Source: Maguire-Boyle, S., & Barron, A. (2014). Organic compounds in produced waters from shale gas wells. Environmental Science: Processes & Impacts 16(10): 2237–2248. DOI: 10.1039/C4EM00376D.
In the township of Poland in Ohio a series of earthquakes were detected in March of 2014. These earthquakes coincided with fracking operations in that month. The conclusion of the study is that fracking operations caused these earthquakes. Five of these earthquakes were between 2.1 and 3.0. A 3.0 earthquake is a level which, according to the federal seismology services, is an experience similar to a large truck passing nearby.

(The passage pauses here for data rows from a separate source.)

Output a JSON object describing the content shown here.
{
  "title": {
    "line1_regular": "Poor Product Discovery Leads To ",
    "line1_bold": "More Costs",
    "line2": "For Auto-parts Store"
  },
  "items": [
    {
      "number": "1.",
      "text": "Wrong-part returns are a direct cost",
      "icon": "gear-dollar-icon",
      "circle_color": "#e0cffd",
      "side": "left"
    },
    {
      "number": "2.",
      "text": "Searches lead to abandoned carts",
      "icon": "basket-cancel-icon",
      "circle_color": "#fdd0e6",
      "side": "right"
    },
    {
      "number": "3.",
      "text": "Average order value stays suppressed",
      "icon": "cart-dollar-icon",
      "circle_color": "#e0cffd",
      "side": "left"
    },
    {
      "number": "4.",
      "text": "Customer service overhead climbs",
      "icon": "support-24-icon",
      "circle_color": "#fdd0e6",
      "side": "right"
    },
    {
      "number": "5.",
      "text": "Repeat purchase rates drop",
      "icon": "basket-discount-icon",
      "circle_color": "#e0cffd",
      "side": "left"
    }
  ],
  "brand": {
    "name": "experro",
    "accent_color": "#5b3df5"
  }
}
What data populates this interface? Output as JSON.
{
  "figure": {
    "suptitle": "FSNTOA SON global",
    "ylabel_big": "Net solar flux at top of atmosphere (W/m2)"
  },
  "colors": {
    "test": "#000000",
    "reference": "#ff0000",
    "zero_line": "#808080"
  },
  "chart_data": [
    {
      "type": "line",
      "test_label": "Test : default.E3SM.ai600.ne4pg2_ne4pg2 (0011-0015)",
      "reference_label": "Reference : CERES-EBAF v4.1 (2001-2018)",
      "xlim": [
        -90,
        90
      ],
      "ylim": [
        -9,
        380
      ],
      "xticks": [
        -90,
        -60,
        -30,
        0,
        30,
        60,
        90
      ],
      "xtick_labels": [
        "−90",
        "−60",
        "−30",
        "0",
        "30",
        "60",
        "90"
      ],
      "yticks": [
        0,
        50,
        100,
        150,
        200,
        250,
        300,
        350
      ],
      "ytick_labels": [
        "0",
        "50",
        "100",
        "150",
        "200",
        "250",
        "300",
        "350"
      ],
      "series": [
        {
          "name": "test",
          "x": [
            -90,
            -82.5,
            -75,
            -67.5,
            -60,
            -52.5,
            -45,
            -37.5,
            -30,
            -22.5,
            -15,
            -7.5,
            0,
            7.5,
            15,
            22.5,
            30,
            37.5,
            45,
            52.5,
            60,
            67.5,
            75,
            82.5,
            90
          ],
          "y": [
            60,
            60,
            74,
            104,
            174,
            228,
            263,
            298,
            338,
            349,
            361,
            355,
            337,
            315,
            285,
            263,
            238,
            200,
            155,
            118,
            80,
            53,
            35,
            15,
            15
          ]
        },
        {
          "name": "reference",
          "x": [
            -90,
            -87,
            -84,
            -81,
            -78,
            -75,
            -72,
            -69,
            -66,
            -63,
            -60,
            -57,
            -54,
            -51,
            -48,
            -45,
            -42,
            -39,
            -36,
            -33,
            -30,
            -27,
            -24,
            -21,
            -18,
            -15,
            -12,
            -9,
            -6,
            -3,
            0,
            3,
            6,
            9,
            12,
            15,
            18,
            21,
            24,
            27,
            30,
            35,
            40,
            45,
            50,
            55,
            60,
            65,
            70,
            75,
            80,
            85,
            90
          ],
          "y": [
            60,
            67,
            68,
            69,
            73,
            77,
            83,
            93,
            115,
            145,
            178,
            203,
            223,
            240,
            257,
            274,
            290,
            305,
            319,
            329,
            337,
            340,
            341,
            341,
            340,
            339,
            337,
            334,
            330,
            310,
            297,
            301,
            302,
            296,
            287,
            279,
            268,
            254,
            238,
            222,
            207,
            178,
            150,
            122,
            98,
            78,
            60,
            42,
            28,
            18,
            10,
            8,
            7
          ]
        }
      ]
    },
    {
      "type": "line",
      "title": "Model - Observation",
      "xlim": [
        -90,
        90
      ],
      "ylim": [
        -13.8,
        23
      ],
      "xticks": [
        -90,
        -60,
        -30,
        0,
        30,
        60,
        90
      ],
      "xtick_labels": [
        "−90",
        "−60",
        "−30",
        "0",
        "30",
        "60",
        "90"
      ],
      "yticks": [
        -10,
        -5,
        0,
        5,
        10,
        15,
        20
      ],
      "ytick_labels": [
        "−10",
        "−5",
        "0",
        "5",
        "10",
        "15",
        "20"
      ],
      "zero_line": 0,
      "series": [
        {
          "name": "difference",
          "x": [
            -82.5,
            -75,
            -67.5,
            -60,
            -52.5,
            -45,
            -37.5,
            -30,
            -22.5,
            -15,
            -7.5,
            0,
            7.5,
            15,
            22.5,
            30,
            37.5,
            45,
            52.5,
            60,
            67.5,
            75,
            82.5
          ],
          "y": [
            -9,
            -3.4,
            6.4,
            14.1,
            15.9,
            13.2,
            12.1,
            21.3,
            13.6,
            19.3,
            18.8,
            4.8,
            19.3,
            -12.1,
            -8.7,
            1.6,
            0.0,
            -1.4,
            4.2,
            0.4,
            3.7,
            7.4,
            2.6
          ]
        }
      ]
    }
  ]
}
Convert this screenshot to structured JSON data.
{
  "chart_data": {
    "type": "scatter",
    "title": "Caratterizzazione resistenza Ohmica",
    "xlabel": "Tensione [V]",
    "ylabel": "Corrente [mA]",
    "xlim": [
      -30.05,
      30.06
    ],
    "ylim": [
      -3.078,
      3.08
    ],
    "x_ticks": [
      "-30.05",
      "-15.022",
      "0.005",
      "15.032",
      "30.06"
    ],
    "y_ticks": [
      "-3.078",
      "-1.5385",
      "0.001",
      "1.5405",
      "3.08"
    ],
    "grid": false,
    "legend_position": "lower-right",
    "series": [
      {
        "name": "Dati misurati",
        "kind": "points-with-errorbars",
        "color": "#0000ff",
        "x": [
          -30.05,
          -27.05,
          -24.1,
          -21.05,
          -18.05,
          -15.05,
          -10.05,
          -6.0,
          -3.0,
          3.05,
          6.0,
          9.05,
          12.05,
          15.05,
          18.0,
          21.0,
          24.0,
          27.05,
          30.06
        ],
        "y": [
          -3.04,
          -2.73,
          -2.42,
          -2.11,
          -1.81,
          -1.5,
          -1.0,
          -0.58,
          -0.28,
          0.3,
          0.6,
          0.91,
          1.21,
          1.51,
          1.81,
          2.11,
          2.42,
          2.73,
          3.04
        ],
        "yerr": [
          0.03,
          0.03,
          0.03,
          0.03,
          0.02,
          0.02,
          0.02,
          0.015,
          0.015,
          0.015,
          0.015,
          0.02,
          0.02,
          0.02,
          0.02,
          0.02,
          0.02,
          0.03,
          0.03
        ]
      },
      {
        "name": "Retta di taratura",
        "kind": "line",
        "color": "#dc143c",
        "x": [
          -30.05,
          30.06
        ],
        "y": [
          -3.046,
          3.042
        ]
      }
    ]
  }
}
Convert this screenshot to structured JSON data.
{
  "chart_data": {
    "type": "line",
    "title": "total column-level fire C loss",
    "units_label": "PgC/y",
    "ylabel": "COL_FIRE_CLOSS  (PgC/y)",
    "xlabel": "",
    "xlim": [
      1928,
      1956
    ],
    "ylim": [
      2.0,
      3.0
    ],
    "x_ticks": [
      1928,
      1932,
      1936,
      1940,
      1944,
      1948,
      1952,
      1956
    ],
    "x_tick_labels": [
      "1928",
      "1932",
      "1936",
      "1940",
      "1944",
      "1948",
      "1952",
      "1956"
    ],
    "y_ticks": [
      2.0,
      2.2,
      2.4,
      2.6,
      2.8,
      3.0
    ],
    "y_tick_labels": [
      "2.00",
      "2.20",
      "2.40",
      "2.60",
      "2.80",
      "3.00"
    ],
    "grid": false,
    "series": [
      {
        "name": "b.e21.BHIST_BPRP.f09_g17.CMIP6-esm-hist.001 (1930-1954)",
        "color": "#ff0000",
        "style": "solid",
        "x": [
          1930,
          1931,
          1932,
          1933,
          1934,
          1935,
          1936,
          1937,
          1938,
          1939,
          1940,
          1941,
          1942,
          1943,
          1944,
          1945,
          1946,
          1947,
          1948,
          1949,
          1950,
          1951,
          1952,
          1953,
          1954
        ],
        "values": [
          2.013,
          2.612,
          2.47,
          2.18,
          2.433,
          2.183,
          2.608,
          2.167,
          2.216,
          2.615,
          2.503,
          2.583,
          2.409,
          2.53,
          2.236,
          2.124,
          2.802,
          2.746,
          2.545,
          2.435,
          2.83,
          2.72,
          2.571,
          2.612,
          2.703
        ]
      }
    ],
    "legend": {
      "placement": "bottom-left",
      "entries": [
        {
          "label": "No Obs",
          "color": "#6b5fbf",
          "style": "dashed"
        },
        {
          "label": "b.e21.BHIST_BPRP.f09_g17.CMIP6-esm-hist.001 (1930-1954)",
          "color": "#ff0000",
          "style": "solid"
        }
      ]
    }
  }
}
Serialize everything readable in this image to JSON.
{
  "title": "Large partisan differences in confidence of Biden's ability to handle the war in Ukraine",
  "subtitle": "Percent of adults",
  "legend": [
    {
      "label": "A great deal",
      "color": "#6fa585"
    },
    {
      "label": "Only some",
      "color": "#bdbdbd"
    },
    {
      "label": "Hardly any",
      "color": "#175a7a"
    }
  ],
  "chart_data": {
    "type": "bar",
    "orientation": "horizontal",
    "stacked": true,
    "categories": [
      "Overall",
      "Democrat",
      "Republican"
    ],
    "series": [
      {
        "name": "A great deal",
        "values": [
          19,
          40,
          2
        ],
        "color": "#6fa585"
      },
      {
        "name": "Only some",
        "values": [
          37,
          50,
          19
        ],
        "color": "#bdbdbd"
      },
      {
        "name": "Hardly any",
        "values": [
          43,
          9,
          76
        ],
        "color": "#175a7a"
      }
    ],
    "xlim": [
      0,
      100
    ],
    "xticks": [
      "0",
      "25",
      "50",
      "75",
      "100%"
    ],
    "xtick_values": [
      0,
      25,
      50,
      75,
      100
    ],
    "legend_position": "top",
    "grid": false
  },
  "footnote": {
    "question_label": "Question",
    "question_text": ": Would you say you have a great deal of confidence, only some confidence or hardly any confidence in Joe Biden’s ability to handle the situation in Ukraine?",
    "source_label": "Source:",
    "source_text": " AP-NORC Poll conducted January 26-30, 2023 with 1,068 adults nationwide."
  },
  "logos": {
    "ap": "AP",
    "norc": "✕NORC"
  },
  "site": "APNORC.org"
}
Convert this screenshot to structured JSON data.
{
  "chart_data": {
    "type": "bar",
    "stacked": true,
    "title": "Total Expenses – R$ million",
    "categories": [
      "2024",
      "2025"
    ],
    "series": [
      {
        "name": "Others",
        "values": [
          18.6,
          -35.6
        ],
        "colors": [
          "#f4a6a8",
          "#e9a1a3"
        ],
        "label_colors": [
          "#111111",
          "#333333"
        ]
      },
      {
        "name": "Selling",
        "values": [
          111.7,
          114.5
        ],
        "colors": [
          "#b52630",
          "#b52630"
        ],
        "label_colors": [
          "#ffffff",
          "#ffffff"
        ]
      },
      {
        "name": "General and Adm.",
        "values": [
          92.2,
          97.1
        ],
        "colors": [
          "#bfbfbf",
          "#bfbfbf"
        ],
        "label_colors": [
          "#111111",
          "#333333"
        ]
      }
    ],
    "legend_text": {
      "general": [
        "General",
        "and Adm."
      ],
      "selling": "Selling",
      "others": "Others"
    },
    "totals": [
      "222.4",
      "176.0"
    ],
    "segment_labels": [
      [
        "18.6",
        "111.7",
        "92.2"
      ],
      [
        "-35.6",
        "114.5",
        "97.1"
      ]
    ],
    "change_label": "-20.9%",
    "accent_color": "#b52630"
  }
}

It has been known for some time now that fracking causes large numbers of micro earthquakes. Fracking literally creates long micro fractures in rock formations. Injecting fracking fluid into these new fractures causes micro quakes. It is quite uncommon for fracking to cause larger earthquakes which can be felt by people on the surface. However the geography deep underground is not well understood in some regions. Sometimes fracking takes place in or near unknown fractures, creating risk for larger earthquakes as were detected in Poland Ohio.
“These earthquakes near Poland Township occurred in the Precambrian basement, a very old layer of rock where there are likely to be many pre-existing faults,” said Robert Skoumal who co-authored the study with Michael Brudzinski and Brian Currie at Miami University in Ohio. “This activity did not create a new fault, rather it activated one that we didn’t know about prior to the seismic activity.”
New mapping techniques are being developed to detect and map these deep faults. In the meantime the study calls for closer cooperation between industry, government regulators, and the scientific community to map these faults and prevent more serious earthquakes from occurring.